The ultimate cleanse
This whole process (water in, water out, belly rub, repeat) went on for about an hour. Afterward, Brigit escorted me to a private bathroom-some people have to go after, some don't-where a trip to the scale showed that I was 2.4 pounds lighter!

But even better than the instant deficit on the scale was how I felt, both physically and mentally. I walked in feeling tired, sluggish, bloated.

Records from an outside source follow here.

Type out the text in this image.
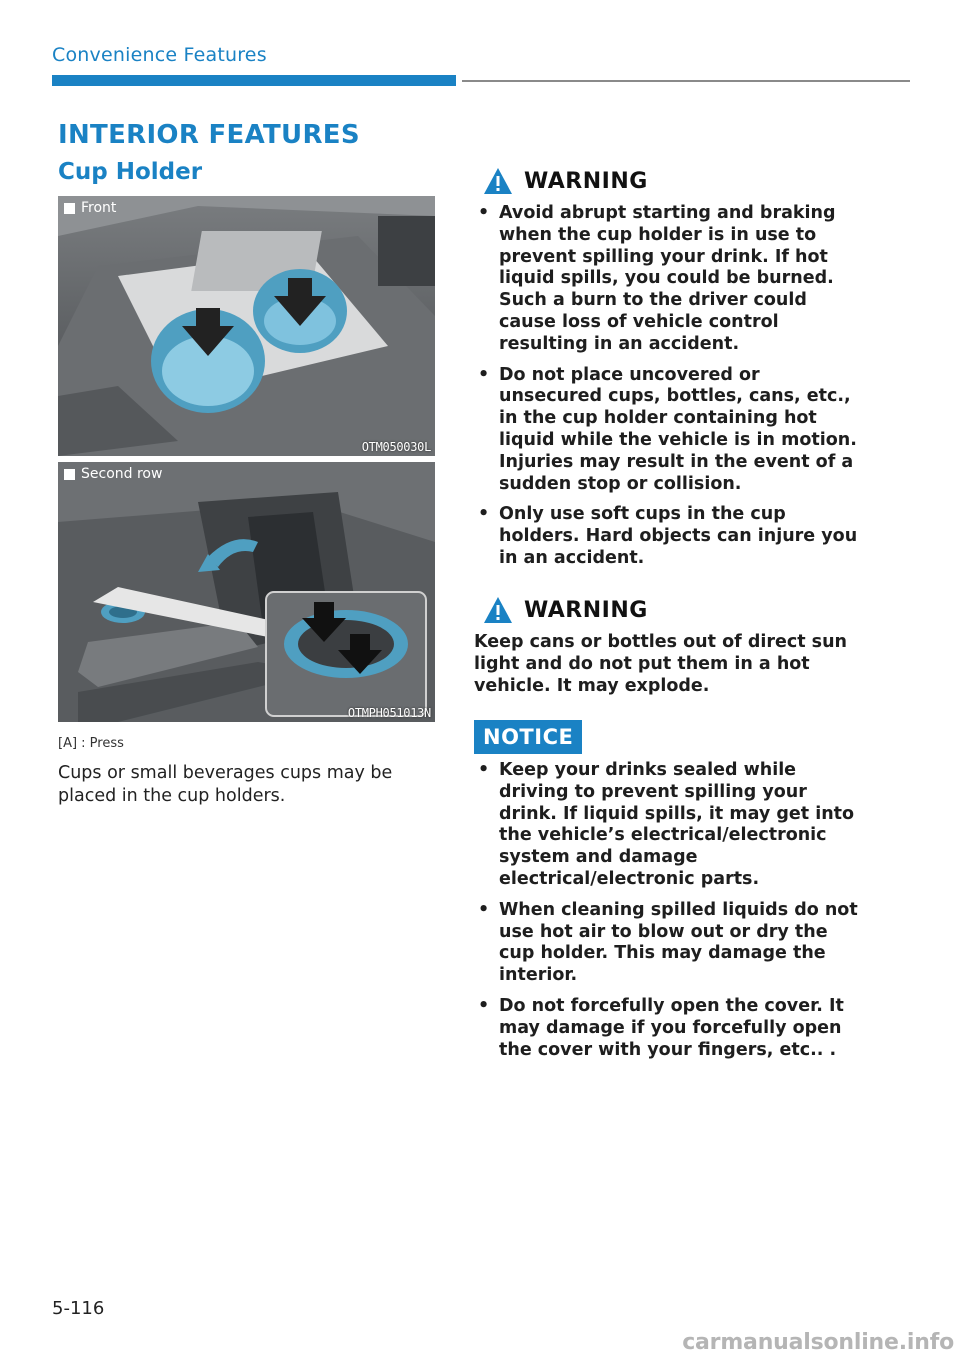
Convenience Features
INTERIOR FEATURES
Cup Holder
Front
OTM050030L
Second row
OTMPH051013N
[A] : Press
Cups or small beverages cups may be placed in the cup holders.
WARNING
• Avoid abrupt starting and braking when the cup holder is in use to prevent spilling your drink. If hot liquid spills, you could be burned. Such a burn to the driver could cause loss of vehicle control resulting in an accident.
• Do not place uncovered or unsecured cups, bottles, cans, etc., in the cup holder containing hot liquid while the vehicle is in motion. Injuries may result in the event of a sudden stop or collision.
• Only use soft cups in the cup holders. Hard objects can injure you in an accident.
WARNING
Keep cans or bottles out of direct sun light and do not put them in a hot vehicle. It may explode.
NOTICE
• Keep your drinks sealed while driving to prevent spilling your drink. If liquid spills, it may get into the vehicle’s electrical/electronic system and damage electrical/electronic parts.
• When cleaning spilled liquids do not use hot air to blow out or dry the cup holder. This may damage the interior.
• Do not forcefully open the cover. It may damage if you forcefully open the cover with your fingers, etc.. .
5-116
carmanualsonline.info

I walked out feeling totally rejuvenated, ready to run a marathon, and with a super-flat tummy to boot. I felt even better the next day and raved about my clean colon to anyone and everyone who would listen.

Research shows, and Brigit confirmed, that the long-term benefits come only after regular colonics. And while I definitely plan on going back, the instant gratification and overall feeling of health after just one was good enough for me.

Bottom line: I had an amazing experience, but decide for yourself whether you're ready for this master cleanse.